Commands are sent by one actor to another specific actor with the expectation that a particular thing will happen as a result. When we post a form to an API handler, we are sending a command. We name commands with imperative mood verb phrases like “allocate stock” or “delay shipment.”

This is about events that return values. Django Signals can do that too.

Microservices

We use events to talk to the outside world. This kind of temporal decoupling buys us a lot of flexibility in our application integrations, but as always, it comes at a cost.

Seems like a great idea. Skipping this because I don’t want to deal with microservices in this project.

Let’s say I chose the Majestic Monolith and that we don’t a team big enough to do microservices.

My First Law of Distributed Object Design: Don’t distribute your objects
https://martinfowler.com/bliki/FirstLaw.html

Command-Query Responsibility Segregation (CQRS)

Most Users Aren’t Going to Buy Your Furniture

The idea of View models is awesome, but the specific approach is gonna depend a lot on the application. Let’s see the options from this chapter.

• Just use repositories: we don’t do that here.
• Use custom queries with your ORM: I’m gonna pick this for simplicity, and especially to illustrate how great Queryset.values is for read-only data. I’ve found at work that ORM object instantiation from usual querysets can have quite a lot of overhead.
• Use hand-rolled SQL to query your normal model tables: can be performant and nice if you like SQL.
• Add some extra (denormalized) tables to your DB as a read model: can be a great option for specific troublesome fields.
• Create separate read stores with events: adds complexity but is probably the best option for big projects.

Dependency Injection

Dependency injection (DI) is regarded with suspicion in the Python world. And we’ve managed just fine without it so far in the example code for this book!

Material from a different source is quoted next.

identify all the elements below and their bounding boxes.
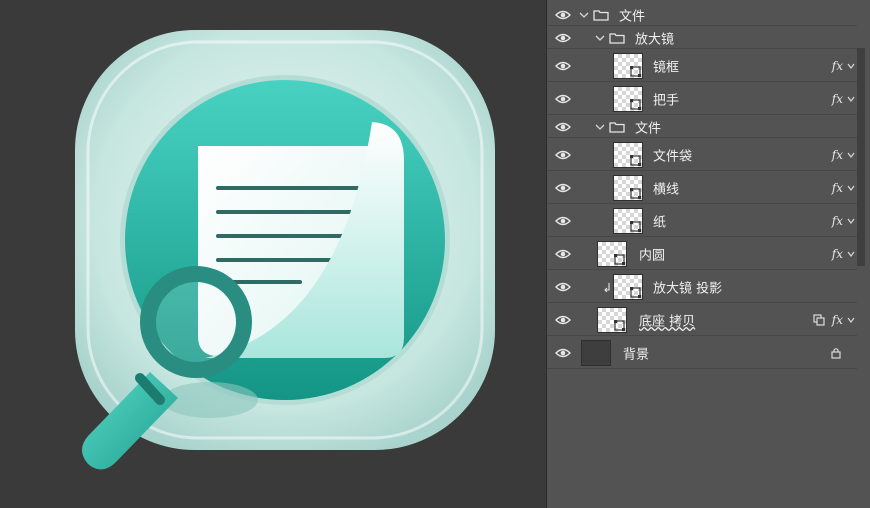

This is a good concept, and I think we can go even further by doing a kind of Metaprogramming with Django Settings, keeping multiple settings files as suggested by Two Scoops, and selecting the settings module in our pytest.ini. This seem more powerful than the suggested bootstrap script.

Implementation

The implementation didn’t deviate much from the above. TDD was a nice enough approach, which makes our requirements concrete and executable. That’s probably more relevant for big projects though.

See the repo for more implementation details.

Our project has the following dependency graph, generated via pydeps.

allocation.models

Our models are our thin domain models / active records that are accessed by core.logic (for business logic), and core.service (for queries etc).

ensures

This is our Design by Contract library, which is replacing the Aggregate pattern in a way.

allocation.signals

This is for the Event definitions.

core.logic

Business logic goes here.

core.service

Service Layer, with queries and event handlers etc.

Missing/decoupled things

The missing modules from the graph are:

• Repository: we’re using Active Record instead.
• Unit of Work: from my understanding, this can be replaced entirely by atomic after all.
• Aggregate: we’re using Design by Contract instead.
• Message Bus: Django Signals handle them for us, and I opted for not showing Django dependencies in the graph above.
• Command Pattern: implemented with Signals as well.
• Microservices: we’re using a Monolith. Which doesn’t have to be a bad thing.
• View Model: I believe they didn’t appear in the graph because they’re decoupled by using Django Signals only. This happens with the entire API, not just the view models.
• Dependency Injection: we have two different Settings files, which Django handles.

Conclusion

In this post, we went through all the architecture patterns from the Cosmic Python book and how they can be applied to Django. We discussed their applicability, especially when they clashed with Django best practices, and made a few compromises where needed. We also found that some of the patterns were part of the framework already.

In the end, I believe we have reached an implementation that is both a middle ground between the book’s patterns and Django best practices, and a better use of Django when compared to the book’s Django implementation from Appedix D.